Judge Blocks Cities From Defending HHS Abortion Privacy Rule

April 15, 2025, 9:39 PM UTC

A federal judge in Texas shot down a request from two liberal cities and a physician group to defend a Biden administration abortion rule in a lawsuit should the Trump administration drop out of the case.

Doctors for America and the cities of Madison, Wis., and Columbus, Ohio, “fail to demonstrate a protectable interest and the inadequacy of current parties,” Judge Matthew Kacsmaryk wrote in his Tuesday order denying the motion to intervene.

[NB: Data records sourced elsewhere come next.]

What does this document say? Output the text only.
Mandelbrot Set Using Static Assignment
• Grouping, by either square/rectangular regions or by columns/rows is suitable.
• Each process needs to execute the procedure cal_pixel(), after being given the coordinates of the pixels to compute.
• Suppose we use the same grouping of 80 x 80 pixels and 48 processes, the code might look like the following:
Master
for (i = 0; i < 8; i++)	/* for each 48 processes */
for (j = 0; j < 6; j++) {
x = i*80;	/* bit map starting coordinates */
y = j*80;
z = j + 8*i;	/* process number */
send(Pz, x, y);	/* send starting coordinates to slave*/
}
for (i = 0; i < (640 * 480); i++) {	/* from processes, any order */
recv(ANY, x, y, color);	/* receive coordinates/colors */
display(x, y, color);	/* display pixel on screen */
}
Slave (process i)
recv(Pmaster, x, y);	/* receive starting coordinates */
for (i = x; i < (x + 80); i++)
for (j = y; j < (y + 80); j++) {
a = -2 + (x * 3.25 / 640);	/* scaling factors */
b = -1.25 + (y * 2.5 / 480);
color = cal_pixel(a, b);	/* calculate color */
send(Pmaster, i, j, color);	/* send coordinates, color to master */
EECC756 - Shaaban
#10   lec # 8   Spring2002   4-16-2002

DFA and the cities were trying to intervene in Carmen Purl’s US District Court for the Northern District of Texas lawsuit against the US Department of Health and Human Services over a 2024 rule applying Health Insurance Portability and Accountability Act of 1996 (HIPAA) privacy protections to abortion and other reproductive services’ records.

The HHS has “the same objective as the Proposed Intervenors: uphold the 2024 Rule,” wrote Kacsmaryk. Kacsmaryk also is presiding over a lawsuit over access to the abortion drug mifepristone that previously wound its way to the US Supreme Court.

And while the cities and Doctors for America “argue that the change in presidential administration raises the possibility that the 2024 Rule will no longer be adequately defended,” Kacsmaryk said, they “point to nothing conclusive enough” to warrant intervention.

The order comes as the physician group and the cities try to wade into other lawsuits brought by states against the HHS over the HIPAA abortion rule.

Purl had previously persuaded Kacsmaryk to block the HHS from enforcing the rule against her.

In Tuesday’s order, Kacsmaryk said the cities and DFA could appear as amici, noting that while they “cannot satisfy the intervention standards, they can provide arguments and insights that current parties may not.”

The case is Purl v. Dep’t of Health and Human Services, N.D. Tex., No. 2:24-cv-00228, 4/15/25.